For Rogers, there is a philosophical connection between those historical industries and Patina’s modern approach. “I think it’s probably a case of making the most of what you have,” he said. “In a way, I’m trying to make the most of what we have and all this wasted material, and we’re trying to find new ways of doing things.”
That perspective extends beyond sustainability metrics and supply-chain discussions. At its core, Patina represents a broader cultural shift occurring across fashion, where value is increasingly tied to longevity, craftsmanship, and material integrity rather than endless consumption.
Jon-Joe Rogers, Founder
The irony is that one of fashion’s most forward-thinking circular businesses emerged not from a design school or innovation lab, but from a vintage warehouse in Northern Ireland filled with garments others had deemed unsellable.

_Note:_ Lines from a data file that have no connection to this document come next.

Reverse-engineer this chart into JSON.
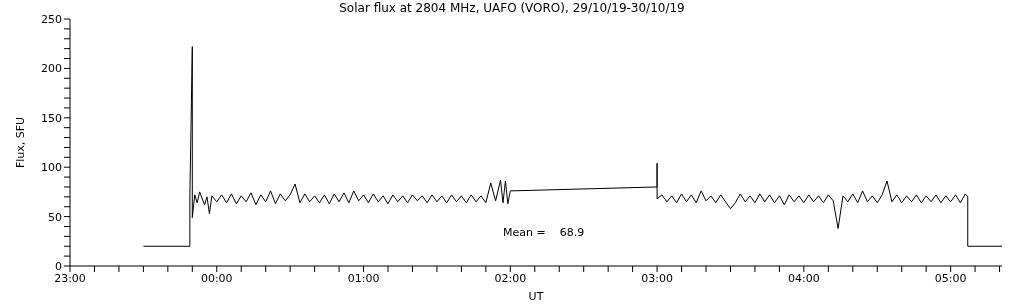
{
  "chart_data": {
    "type": "line",
    "title": "Solar flux at 2804 MHz, UAFO (VORO),  29/10/19-30/10/19",
    "xlabel": "UT",
    "ylabel": "Flux, SFU",
    "annotations": [
      "Mean =    68.9"
    ],
    "xlim": [
      "--10-29T23:00",
      "--10-30T05:21"
    ],
    "xticks": [
      {
        "value": "--10-29T23:00",
        "label": "23:00"
      },
      {
        "value": "--10-29T23:10",
        "label": null
      },
      {
        "value": "--10-29T23:20",
        "label": null
      },
      {
        "value": "--10-29T23:30",
        "label": null
      },
      {
        "value": "--10-29T23:40",
        "label": null
      },
      {
        "value": "--10-29T23:50",
        "label": null
      },
      {
        "value": "--10-30T00:00",
        "label": "00:00"
      },
      {
        "value": "--10-30T00:10",
        "label": null
      },
      {
        "value": "--10-30T00:20",
        "label": null
      },
      {
        "value": "--10-30T00:30",
        "label": null
      },
      {
        "value": "--10-30T00:40",
        "label": null
      },
      {
        "value": "--10-30T00:50",
        "label": null
      },
      {
        "value": "--10-30T01:00",
        "label": "01:00"
      },
      {
        "value": "--10-30T01:10",
        "label": null
      },
      {
        "value": "--10-30T01:20",
        "label": null
      },
      {
        "value": "--10-30T01:30",
        "label": null
      },
      {
        "value": "--10-30T01:40",
        "label": null
      },
      {
        "value": "--10-30T01:50",
        "label": null
      },
      {
        "value": "--10-30T02:00",
        "label": "02:00"
      },
      {
        "value": "--10-30T02:10",
        "label": null
      },
      {
        "value": "--10-30T02:20",
        "label": null
      },
      {
        "value": "--10-30T02:30",
        "label": null
      },
      {
        "value": "--10-30T02:40",
        "label": null
      },
      {
        "value": "--10-30T02:50",
        "label": null
      },
      {
        "value": "--10-30T03:00",
        "label": "03:00"
      },
      {
        "value": "--10-30T03:10",
        "label": null
      },
      {
        "value": "--10-30T03:20",
        "label": null
      },
      {
        "value": "--10-30T03:30",
        "label": null
      },
      {
        "value": "--10-30T03:40",
        "label": null
      },
      {
        "value": "--10-30T03:50",
        "label": null
      },
      {
        "value": "--10-30T04:00",
        "label": "04:00"
      },
      {
        "value": "--10-30T04:10",
        "label": null
      },
      {
        "value": "--10-30T04:20",
        "label": null
      },
      {
        "value": "--10-30T04:30",
        "label": null
      },
      {
        "value": "--10-30T04:40",
        "label": null
      },
      {
        "value": "--10-30T04:50",
        "label": null
      },
      {
        "value": "--10-30T05:00",
        "label": "05:00"
      },
      {
        "value": "--10-30T05:10",
        "label": null
      },
      {
        "value": "--10-30T05:20",
        "label": null
      }
    ],
    "ylim": [
      0,
      250
    ],
    "yticks": [
      0,
      {
        "value": 10,
        "label": null
      },
      {
        "value": 20,
        "label": null
      },
      {
        "value": 30,
        "label": null
      },
      {
        "value": 40,
        "label": null
      },
      50,
      {
        "value": 60,
        "label": null
      },
      {
        "value": 70,
        "label": null
      },
      {
        "value": 80,
        "label": null
      },
      {
        "value": 90,
        "label": null
      },
      100,
      {
        "value": 110,
        "label": null
      },
      {
        "value": 120,
        "label": null
      },
      {
        "value": 130,
        "label": null
      },
      {
        "value": 140,
        "label": null
      },
      150,
      {
        "value": 160,
        "label": null
      },
      {
        "value": 170,
        "label": null
      },
      {
        "value": 180,
        "label": null
      },
      {
        "value": 190,
        "label": null
      },
      200,
      {
        "value": 210,
        "label": null
      },
      {
        "value": 220,
        "label": null
      },
      {
        "value": 230,
        "label": null
      },
      {
        "value": 240,
        "label": null
      },
      250
    ],
    "marker": "none",
    "line_style": "solid",
    "series": [
      {
        "color": "#000000",
        "x": [
          "--10-29T23:30",
          "--10-29T23:49",
          "--10-29T23:49",
          "--10-29T23:50",
          "--10-29T23:50",
          "--10-29T23:51",
          "--10-29T23:52",
          "--10-29T23:53",
          "--10-29T23:55",
          "--10-29T23:56",
          "--10-29T23:57",
          "--10-29T23:58",
          "--10-30T00:00",
          "--10-30T00:02",
          "--10-30T00:04",
          "--10-30T00:06",
          "--10-30T00:08",
          "--10-30T00:10",
          "--10-30T00:12",
          "--10-30T00:14",
          "--10-30T00:16",
          "--10-30T00:18",
          "--10-30T00:20",
          "--10-30T00:22",
          "--10-30T00:24",
          "--10-30T00:26",
          "--10-30T00:28",
          "--10-30T00:30",
          "--10-30T00:32",
          "--10-30T00:34",
          "--10-30T00:36",
          "--10-30T00:38",
          "--10-30T00:40",
          "--10-30T00:42",
          "--10-30T00:44",
          "--10-30T00:46",
          "--10-30T00:48",
          "--10-30T00:50",
          "--10-30T00:52",
          "--10-30T00:54",
          "--10-30T00:56",
          "--10-30T00:58",
          "--10-30T01:00",
          "--10-30T01:02",
          "--10-30T01:04",
          "--10-30T01:06",
          "--10-30T01:08",
          "--10-30T01:10",
          "--10-30T01:12",
          "--10-30T01:14",
          "--10-30T01:16",
          "--10-30T01:18",
          "--10-30T01:20",
          "--10-30T01:22",
          "--10-30T01:24",
          "--10-30T01:26",
          "--10-30T01:28",
          "--10-30T01:30",
          "--10-30T01:32",
          "--10-30T01:34",
          "--10-30T01:36",
          "--10-30T01:38",
          "--10-30T01:40",
          "--10-30T01:42",
          "--10-30T01:44",
          "--10-30T01:46",
          "--10-30T01:48",
          "--10-30T01:50",
          "--10-30T01:52",
          "--10-30T01:54",
          "--10-30T01:56",
          "--10-30T01:57",
          "--10-30T01:58",
          "--10-30T01:59",
          "--10-30T02:00",
          "--10-30T03:00",
          "--10-30T03:00",
          "--10-30T03:00",
          "--10-30T03:02",
          "--10-30T03:04",
          "--10-30T03:06",
          "--10-30T03:08",
          "--10-30T03:10",
          "--10-30T03:12",
          "--10-30T03:14",
          "--10-30T03:16",
          "--10-30T03:18",
          "--10-30T03:20",
          "--10-30T03:22",
          "--10-30T03:24",
          "--10-30T03:26",
          "--10-30T03:28",
          "--10-30T03:30",
          "--10-30T03:32",
          "--10-30T03:34",
          "--10-30T03:36",
          "--10-30T03:38",
          "--10-30T03:40",
          "--10-30T03:42",
          "--10-30T03:44",
          "--10-30T03:46",
          "--10-30T03:48",
          "--10-30T03:50",
          "--10-30T03:52",
          "--10-30T03:54",
          "--10-30T03:56",
          "--10-30T03:58",
          "--10-30T04:00",
          "--10-30T04:02",
          "--10-30T04:04",
          "--10-30T04:06",
          "--10-30T04:08",
          "--10-30T04:10",
          "--10-30T04:12",
          "--10-30T04:14",
          "--10-30T04:16",
          "--10-30T04:18",
          "--10-30T04:20",
          "--10-30T04:22",
          "--10-30T04:24",
          "--10-30T04:26",
          "--10-30T04:28",
          "--10-30T04:30",
          "--10-30T04:32",
          "--10-30T04:34",
          "--10-30T04:36",
          "--10-30T04:38",
          "--10-30T04:40",
          "--10-30T04:42",
          "--10-30T04:44",
          "--10-30T04:46",
          "--10-30T04:48",
          "--10-30T04:50",
          "--10-30T04:52",
          "--10-30T04:54",
          "--10-30T04:56",
          "--10-30T04:58",
          "--10-30T05:00",
          "--10-30T05:02",
          "--10-30T05:04",
          "--10-30T05:06",
          "--10-30T05:07",
          "--10-30T05:07",
          "--10-30T05:21"
        ],
        "values": [
          20,
          20,
          70,
          222,
          49,
          72,
          64,
          75,
          62,
          70,
          53,
          71,
          65,
          72,
          64,
          73,
          63,
          71,
          65,
          74,
          62,
          72,
          65,
          76,
          63,
          73,
          66,
          72,
          83,
          64,
          73,
          65,
          71,
          64,
          72,
          63,
          73,
          65,
          74,
          64,
          76,
          66,
          72,
          64,
          73,
          65,
          71,
          63,
          72,
          65,
          71,
          64,
          72,
          66,
          71,
          64,
          72,
          65,
          71,
          64,
          72,
          65,
          71,
          64,
          72,
          65,
          71,
          64,
          84,
          66,
          87,
          64,
          86,
          63,
          76,
          80,
          104,
          68,
          72,
          65,
          71,
          64,
          73,
          65,
          72,
          64,
          76,
          66,
          71,
          64,
          72,
          65,
          58,
          64,
          73,
          65,
          71,
          64,
          73,
          65,
          72,
          64,
          71,
          62,
          72,
          65,
          71,
          64,
          72,
          65,
          71,
          64,
          72,
          66,
          38,
          71,
          65,
          73,
          64,
          76,
          65,
          71,
          64,
          72,
          86,
          65,
          72,
          64,
          71,
          65,
          72,
          64,
          71,
          65,
          72,
          64,
          71,
          65,
          72,
          64,
          73,
          70,
          20,
          20
        ]
      }
    ]
  }
}
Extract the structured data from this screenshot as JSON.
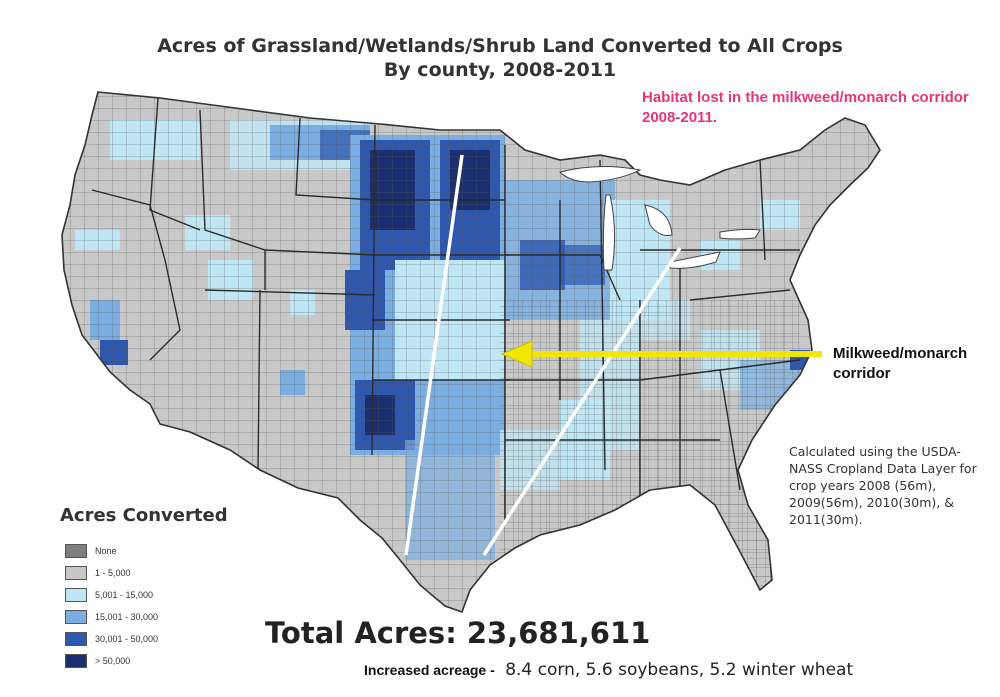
{
  "title": {
    "line1": "Acres of Grassland/Wetlands/Shrub Land Converted to All Crops",
    "line2": "By county, 2008-2011"
  },
  "annotations": {
    "habitat": "Habitat lost in the milkweed/monarch corridor 2008-2011.",
    "corridor": "Milkweed/monarch corridor",
    "calculation": "Calculated using the USDA-NASS Cropland Data Layer for crop years 2008 (56m), 2009(56m), 2010(30m), & 2011(30m)."
  },
  "legend": {
    "title": "Acres Converted",
    "items": [
      {
        "label": "None",
        "color": "#7f7f7f"
      },
      {
        "label": "1 - 5,000",
        "color": "#c6c6c6"
      },
      {
        "label": "5,001 - 15,000",
        "color": "#bfe6f5"
      },
      {
        "label": "15,001 - 30,000",
        "color": "#7aaee0"
      },
      {
        "label": "30,001 - 50,000",
        "color": "#2e58b0"
      },
      {
        "label": "> 50,000",
        "color": "#1b2f70"
      }
    ]
  },
  "summary": {
    "total": "Total Acres: 23,681,611",
    "increased_lead": "Increased acreage -",
    "increased_detail": "8.4 corn, 5.6 soybeans, 5.2 winter wheat"
  },
  "colors": {
    "annotation_pink": "#e8357a",
    "arrow": "#f2e600",
    "corridor_lines": "#ffffff",
    "county_lines": "#3a3a3a"
  }
}
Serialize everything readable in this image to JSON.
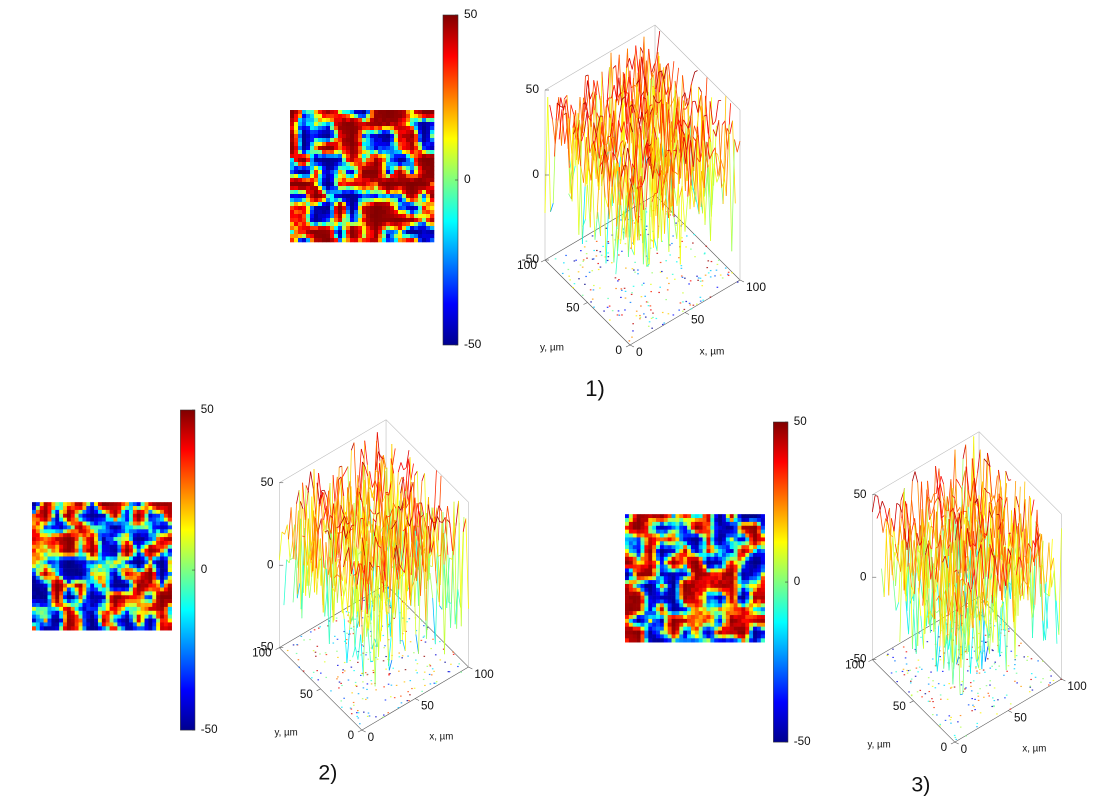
{
  "panels": [
    {
      "label": "1)",
      "colorbar_lim": [
        -50,
        50
      ],
      "colorbar_ticks": [
        50,
        0,
        -50
      ],
      "z_lim": [
        -50,
        50
      ],
      "z_ticks": [
        50,
        0,
        -50
      ],
      "x_lim": [
        0,
        100
      ],
      "x_ticks": [
        0,
        50,
        100
      ],
      "y_lim": [
        0,
        100
      ],
      "y_ticks": [
        0,
        50,
        100
      ],
      "x_label": "x, µm",
      "y_label": "y, µm"
    },
    {
      "label": "2)",
      "colorbar_lim": [
        -50,
        50
      ],
      "colorbar_ticks": [
        50,
        0,
        -50
      ],
      "z_lim": [
        -50,
        50
      ],
      "z_ticks": [
        50,
        0,
        -50
      ],
      "x_lim": [
        0,
        100
      ],
      "x_ticks": [
        0,
        50,
        100
      ],
      "y_lim": [
        0,
        100
      ],
      "y_ticks": [
        0,
        50,
        100
      ],
      "x_label": "x, µm",
      "y_label": "y, µm"
    },
    {
      "label": "3)",
      "colorbar_lim": [
        -50,
        50
      ],
      "colorbar_ticks": [
        50,
        0,
        -50
      ],
      "z_lim": [
        -50,
        50
      ],
      "z_ticks": [
        50,
        0,
        -50
      ],
      "x_lim": [
        0,
        100
      ],
      "x_ticks": [
        0,
        50,
        100
      ],
      "y_lim": [
        0,
        100
      ],
      "y_ticks": [
        0,
        50,
        100
      ],
      "x_label": "x, µm",
      "y_label": "y, µm"
    }
  ]
}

As luxury groups invest heavily in circularity initiatives and governments introduce stricter environmental regulations, brands like Patina offer a practical example of what the future could look like: smaller production runs, longer product lifecycles, and a design philosophy built around preservation rather than disposal.
“If we wanted to actually make an impact on this huge amount of waste,” he said, “we had to do it differently.” In a fashion industry searching for credible answers to its sustainability challenge, that difference may be exactly the point.